- Patients are more likely to leave the hospital earlier in the day – and complete the discharge process more quickly – when organizations employ a standardized, coordinated discharge planning program headed by a patient navigator, finds a study from the American Journal of Accountable Care.
“In the era of increasing cost constraints, inefficiencies in patient discharge present a major challenge to patient throughput in many health systems,” wrote a team of authors from the Department of General Surgery at Geisinger Medical Center in Washington, DC.
“Inefficient discharge results in over-occupancy, which can prevent the admission and treatment of new patients.”
Hospitals can easily enter a state of “gridlock” when discharges are delayed by even an hour or two, the study explains. When inpatient capacity remains at its limit, ICU patients are unable to move to less intensive care settings.
Emergency departments then become unable to admit new cases, post-anesthesia care units cannot shift their charges to longer-term rooms, and new surgical procedures are often cancelled or delayed due to a lack of space for post-op patients.
Not only does this situation produce the potential for patient safety errors and treatment lapses due to overcrowding, but it can have a negative impact on financial management and patient satisfaction rates.
Previous research indicated that poor notification systems, uncoordinated processes, and unreliable data from electronic health records could all contribute to confusion and delays in patient discharge, the study notes.
A 2015 study from the American Heart Association’s Circulation journal found that discharge summaries are often delayed by days or weeks, and that patients with heart failure often leave the hospital with incomplete records of medication changes, lab test results still pending, and no clear idea of when records of their hospital stay will reach their primary care providers to aid in follow-up care.
While CMS released a proposed rule at the end of 2015 requiring hospitals to implement medication reconciliation, patient education, and standardized post-discharge education and planning activities, many providers are still coming up short.
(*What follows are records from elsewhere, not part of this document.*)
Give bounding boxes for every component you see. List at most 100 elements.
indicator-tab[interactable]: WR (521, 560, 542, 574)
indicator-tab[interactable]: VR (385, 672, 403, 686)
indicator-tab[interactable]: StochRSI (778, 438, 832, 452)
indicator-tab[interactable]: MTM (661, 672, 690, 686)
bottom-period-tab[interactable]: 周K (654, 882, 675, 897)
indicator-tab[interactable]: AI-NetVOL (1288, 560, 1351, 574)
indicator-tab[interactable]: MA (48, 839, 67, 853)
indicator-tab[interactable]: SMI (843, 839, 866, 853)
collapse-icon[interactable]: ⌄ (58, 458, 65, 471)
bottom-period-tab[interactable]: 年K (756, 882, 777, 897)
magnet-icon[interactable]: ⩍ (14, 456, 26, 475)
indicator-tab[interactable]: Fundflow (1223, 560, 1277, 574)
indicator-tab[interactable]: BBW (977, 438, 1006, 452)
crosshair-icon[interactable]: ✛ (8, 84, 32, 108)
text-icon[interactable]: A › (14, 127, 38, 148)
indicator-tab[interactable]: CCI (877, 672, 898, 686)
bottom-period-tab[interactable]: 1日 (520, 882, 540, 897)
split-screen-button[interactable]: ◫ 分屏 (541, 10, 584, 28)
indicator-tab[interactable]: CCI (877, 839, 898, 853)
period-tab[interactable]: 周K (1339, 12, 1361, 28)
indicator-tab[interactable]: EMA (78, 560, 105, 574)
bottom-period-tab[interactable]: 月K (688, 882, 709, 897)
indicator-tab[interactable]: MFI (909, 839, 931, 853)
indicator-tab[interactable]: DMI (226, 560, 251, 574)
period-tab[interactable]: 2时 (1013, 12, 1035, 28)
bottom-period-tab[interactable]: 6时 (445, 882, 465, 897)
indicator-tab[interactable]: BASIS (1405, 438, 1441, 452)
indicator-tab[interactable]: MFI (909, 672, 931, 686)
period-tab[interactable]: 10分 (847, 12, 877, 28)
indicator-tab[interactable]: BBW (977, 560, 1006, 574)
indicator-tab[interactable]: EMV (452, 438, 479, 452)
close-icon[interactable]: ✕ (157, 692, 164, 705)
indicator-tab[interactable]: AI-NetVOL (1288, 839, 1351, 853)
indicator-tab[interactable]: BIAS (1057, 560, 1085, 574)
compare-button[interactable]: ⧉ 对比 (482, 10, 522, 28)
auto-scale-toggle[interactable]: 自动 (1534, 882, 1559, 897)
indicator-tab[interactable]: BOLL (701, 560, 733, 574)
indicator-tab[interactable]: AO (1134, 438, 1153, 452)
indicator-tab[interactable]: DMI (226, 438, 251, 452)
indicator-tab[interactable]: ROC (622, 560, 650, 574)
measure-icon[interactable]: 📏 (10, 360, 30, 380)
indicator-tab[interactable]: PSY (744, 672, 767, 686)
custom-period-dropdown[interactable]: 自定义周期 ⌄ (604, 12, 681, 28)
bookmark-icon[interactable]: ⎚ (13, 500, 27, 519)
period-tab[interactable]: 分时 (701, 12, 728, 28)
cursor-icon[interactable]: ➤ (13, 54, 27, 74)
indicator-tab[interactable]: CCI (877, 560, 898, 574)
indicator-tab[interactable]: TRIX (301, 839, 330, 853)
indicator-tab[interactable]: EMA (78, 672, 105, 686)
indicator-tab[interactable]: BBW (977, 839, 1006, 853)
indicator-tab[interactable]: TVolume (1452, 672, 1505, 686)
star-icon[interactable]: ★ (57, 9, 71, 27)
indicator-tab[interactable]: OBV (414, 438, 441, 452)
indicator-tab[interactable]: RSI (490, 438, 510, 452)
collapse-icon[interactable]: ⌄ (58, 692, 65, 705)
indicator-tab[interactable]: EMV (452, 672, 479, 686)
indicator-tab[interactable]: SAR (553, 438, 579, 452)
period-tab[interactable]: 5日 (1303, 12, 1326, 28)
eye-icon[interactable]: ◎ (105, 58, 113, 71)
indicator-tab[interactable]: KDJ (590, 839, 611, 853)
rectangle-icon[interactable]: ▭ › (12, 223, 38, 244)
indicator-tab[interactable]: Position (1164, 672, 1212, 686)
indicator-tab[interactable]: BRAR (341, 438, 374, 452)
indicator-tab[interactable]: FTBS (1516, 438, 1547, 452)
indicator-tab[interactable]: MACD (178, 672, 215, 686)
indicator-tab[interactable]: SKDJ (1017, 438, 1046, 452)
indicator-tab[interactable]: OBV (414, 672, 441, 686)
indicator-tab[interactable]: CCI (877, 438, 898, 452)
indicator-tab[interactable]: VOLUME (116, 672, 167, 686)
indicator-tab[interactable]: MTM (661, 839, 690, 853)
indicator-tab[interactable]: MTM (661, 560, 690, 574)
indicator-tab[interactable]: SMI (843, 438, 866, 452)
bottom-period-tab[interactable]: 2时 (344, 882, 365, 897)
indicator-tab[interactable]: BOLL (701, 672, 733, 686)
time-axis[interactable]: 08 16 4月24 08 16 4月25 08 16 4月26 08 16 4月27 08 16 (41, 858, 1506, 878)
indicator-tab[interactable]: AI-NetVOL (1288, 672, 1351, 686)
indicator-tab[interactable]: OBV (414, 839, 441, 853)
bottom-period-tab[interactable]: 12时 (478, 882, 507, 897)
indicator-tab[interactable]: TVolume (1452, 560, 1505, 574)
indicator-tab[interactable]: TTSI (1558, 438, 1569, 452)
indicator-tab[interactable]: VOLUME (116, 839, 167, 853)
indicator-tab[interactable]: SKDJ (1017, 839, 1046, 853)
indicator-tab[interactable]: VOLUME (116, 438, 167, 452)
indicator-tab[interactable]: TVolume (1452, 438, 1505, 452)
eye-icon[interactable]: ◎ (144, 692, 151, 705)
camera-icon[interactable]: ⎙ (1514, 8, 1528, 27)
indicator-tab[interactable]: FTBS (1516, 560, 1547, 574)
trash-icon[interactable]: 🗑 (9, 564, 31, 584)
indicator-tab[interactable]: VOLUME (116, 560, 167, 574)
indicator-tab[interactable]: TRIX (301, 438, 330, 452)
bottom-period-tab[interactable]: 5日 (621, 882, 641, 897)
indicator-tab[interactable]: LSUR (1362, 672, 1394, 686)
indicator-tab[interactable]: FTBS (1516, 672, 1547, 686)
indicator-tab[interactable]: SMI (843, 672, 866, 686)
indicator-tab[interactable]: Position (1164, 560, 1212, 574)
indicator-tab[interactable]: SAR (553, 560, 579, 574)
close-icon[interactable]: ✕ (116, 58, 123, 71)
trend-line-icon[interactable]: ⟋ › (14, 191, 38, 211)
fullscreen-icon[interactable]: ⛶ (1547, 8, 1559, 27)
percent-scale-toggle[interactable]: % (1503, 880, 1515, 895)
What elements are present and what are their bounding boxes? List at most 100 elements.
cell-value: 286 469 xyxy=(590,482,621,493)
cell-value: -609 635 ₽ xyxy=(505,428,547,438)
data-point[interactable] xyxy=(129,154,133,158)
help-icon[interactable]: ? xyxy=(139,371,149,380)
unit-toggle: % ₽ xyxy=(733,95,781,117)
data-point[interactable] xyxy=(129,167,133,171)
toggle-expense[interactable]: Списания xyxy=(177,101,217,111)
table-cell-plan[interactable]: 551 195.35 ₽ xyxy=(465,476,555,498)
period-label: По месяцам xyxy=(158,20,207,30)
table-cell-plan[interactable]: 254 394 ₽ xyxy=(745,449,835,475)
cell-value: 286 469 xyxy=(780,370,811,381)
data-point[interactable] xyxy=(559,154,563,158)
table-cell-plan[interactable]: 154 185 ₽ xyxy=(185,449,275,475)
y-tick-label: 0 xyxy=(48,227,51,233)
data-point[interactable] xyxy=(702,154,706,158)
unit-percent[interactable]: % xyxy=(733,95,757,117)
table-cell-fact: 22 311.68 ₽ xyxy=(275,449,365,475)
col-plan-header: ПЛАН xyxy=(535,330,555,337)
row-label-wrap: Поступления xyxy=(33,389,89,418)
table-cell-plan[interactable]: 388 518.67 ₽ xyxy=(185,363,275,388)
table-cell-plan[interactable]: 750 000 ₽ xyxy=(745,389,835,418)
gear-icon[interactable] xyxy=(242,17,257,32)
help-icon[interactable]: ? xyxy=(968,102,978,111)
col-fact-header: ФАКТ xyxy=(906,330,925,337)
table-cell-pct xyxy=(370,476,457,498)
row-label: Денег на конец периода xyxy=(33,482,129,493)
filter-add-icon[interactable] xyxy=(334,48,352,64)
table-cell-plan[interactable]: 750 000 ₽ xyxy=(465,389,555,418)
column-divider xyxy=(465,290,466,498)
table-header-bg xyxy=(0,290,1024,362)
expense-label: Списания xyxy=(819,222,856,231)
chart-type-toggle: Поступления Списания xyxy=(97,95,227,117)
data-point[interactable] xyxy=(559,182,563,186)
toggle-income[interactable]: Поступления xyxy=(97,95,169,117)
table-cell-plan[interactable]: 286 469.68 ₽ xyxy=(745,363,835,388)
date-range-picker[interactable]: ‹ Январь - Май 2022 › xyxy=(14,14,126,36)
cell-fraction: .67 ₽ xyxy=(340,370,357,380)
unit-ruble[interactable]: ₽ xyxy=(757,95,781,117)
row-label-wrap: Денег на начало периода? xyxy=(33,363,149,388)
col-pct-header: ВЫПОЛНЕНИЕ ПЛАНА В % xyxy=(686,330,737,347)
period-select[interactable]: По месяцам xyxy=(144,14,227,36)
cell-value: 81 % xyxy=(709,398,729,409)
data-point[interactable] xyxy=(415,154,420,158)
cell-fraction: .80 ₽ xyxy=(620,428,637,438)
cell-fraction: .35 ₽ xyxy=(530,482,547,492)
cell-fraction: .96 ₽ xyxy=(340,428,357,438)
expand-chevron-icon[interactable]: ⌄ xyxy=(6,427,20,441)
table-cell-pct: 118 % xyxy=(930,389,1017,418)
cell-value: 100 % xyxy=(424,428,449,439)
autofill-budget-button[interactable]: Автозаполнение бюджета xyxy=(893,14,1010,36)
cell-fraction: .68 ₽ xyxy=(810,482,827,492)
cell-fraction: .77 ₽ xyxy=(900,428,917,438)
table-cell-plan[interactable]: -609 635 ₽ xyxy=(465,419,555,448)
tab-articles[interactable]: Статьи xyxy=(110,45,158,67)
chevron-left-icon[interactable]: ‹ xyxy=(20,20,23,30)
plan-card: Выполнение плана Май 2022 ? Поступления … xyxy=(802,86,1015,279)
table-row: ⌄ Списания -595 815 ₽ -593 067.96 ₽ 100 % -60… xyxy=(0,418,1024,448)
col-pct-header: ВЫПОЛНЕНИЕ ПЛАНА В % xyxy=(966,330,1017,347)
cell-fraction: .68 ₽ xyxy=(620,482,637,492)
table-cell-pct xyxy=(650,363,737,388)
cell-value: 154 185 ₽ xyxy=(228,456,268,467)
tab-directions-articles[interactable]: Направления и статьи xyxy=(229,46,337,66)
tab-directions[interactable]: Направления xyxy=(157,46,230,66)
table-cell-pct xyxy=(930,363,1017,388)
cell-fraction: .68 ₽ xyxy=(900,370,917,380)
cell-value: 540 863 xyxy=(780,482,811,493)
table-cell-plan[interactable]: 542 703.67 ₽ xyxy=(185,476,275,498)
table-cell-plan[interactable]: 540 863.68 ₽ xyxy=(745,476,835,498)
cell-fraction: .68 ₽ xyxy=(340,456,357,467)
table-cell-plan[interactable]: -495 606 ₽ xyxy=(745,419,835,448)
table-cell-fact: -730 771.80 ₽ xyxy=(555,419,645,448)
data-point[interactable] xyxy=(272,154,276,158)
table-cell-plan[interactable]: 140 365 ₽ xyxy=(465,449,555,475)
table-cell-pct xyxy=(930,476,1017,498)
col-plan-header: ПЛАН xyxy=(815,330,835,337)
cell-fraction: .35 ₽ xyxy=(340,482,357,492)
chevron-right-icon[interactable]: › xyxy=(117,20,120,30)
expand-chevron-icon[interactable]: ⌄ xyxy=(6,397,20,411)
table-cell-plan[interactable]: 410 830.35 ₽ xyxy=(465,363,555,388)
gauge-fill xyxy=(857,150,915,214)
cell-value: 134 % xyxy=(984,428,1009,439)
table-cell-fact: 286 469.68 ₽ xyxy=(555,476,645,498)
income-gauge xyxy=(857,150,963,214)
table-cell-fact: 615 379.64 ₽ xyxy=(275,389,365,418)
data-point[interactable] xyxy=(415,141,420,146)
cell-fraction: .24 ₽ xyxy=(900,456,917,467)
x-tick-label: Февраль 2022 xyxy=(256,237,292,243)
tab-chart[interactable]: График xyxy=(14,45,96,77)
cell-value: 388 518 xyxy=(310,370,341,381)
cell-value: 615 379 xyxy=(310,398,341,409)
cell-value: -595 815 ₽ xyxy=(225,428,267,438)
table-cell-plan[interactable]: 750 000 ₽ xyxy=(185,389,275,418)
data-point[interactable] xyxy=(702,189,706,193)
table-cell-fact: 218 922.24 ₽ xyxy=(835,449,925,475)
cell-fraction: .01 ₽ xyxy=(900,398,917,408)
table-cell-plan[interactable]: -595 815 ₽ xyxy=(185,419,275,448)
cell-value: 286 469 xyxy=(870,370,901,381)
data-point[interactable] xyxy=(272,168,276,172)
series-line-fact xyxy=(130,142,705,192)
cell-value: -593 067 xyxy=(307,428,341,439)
While some organizations have adopted strategies developed in the hospitality world to ensure that patients check in and out of inpatient beds in the same way as they do in a hotel, Geisinger added the idea of a dedicated patient navigator to oversee the discharge process, provide instructions to patients, and coordinate follow-up care.
The retrospective study examined the discharge experiences of 1005 patients headed for home after elective inpatient colorectal surgical procedures between 2007 and 2014 at a Geisinger tertiary care facility.
The discharge navigation program includes a five-step process, starting with a meeting between the patient navigator and house staff each morning to identify which patients will be ready for discharge that day. The navigator then conducts a medication review, confirms any necessary prescriptions, teaches patients and caregivers about wound care or other needs, and then confirms follow-up appointments.
The strategy produced positive results for both patients and their providers. During the first phase of the program, half of discharge orders were written before 11:00 AM, thirty-percent between 11:00 and 2:00 PM, and the remaining 20 percent were completed after 2:00 in the afternoon.
By the end of the trial, only 9 percent of discharge orders were completed after 2:00 PM. Sixty-five percent were finished by 11:00 in the morning, giving patients a much better chance of getting out the door earlier in the day.
Early completion of paperwork did have a measure effect on exit times, the study found. At the beginning of the study, only 52.5 percent of patients scheduled for discharge were able to leave the hospital by 2:00 PM. After implementation of the navigator program, the number increased to 60.2 percent. The median time of patient discharge moved from 1:45 PM at the start of the program to 1:15 PM by the end.
The patient navigators also shaved half an hour off of the time it took to complete the discharge process.
The authors attribute the success of the program to the fact that a single staff member coordinated patient discharges from beginning to end, adhering to standardized methods for completing the process. The coordinator was able to facilitate communication across the care setting while ensuring that patients received the instructions they need to care for themselves at home.
“The greatest obstacle to timely patient discharge is the lack of a standardized protocol specifically facilitating interdepartmental communication during the discharge process,” the authors concluded.
“The findings of this study demonstrate that a standardized approach to discharge can improve hospital throughput and potentially lead to a reduction in errors and improved overall patient satisfaction. In the future, we plan to continue researching the effectiveness of the discharge navigation program.”